In 2014 Australia stopped 441 asylum seekers in 10 vessels, the UN says, forcing them back to the countries they last departed.
The government regards these figures as evidence its policies are working. Thanks to boat turnbacks, offshore processing and regional resettlement, the argument goes, boats are no longer able to reach Australia. The people smugglers no longer have a product to sell: the ‘sugar is off the table’.
But that view fails to look over the horizon. It ignores – because Australia knows they are there – all the unseaworthy boats, and their desperate passengers, still looking for a safe port to land or dying in the seas to our north.
Even allowing (almost certainly over-generously) that several times that figure of 441 were deterred from trying to come to Australia, this country’s boat arrivals remain a tiny fraction of the world’s figure…………

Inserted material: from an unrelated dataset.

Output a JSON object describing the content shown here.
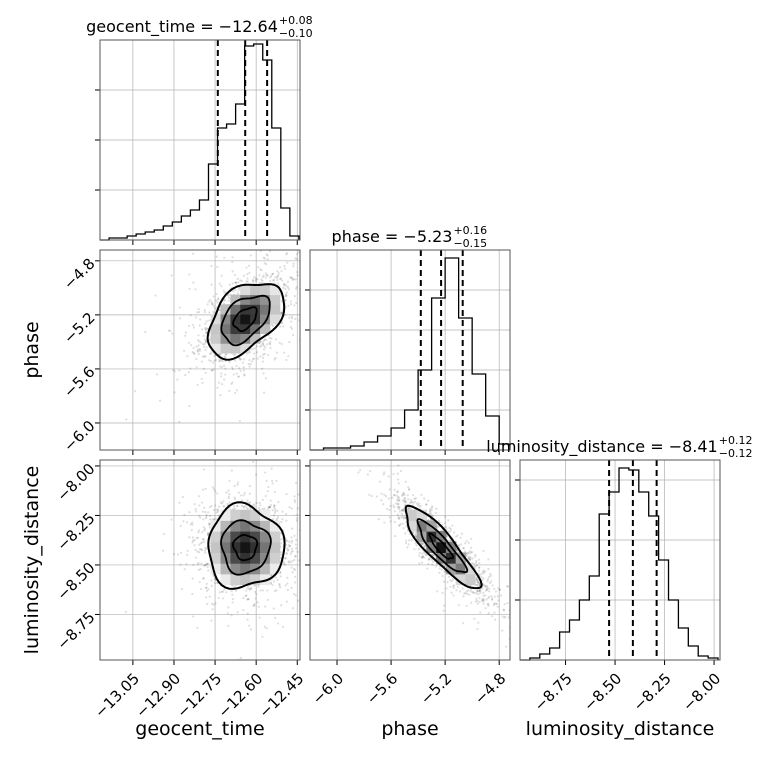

Ordered migration and seeking asylum are separate issues, and should not be conflated, but Australia cannot fail to recognise more people are moving now than at almost any time in history. There are more displaced people in the world – 51.2 million – than at any time since the second world war: continued conflict, discordant economic opportunities, climate change – all will force more people to move, and more often.
As the world urges closer cooperation on the issue of mass and irregular migrations, Australia grows ever more isolationist. Moving the problem over the horizon is not the same as addressing it. The boats have not stopped.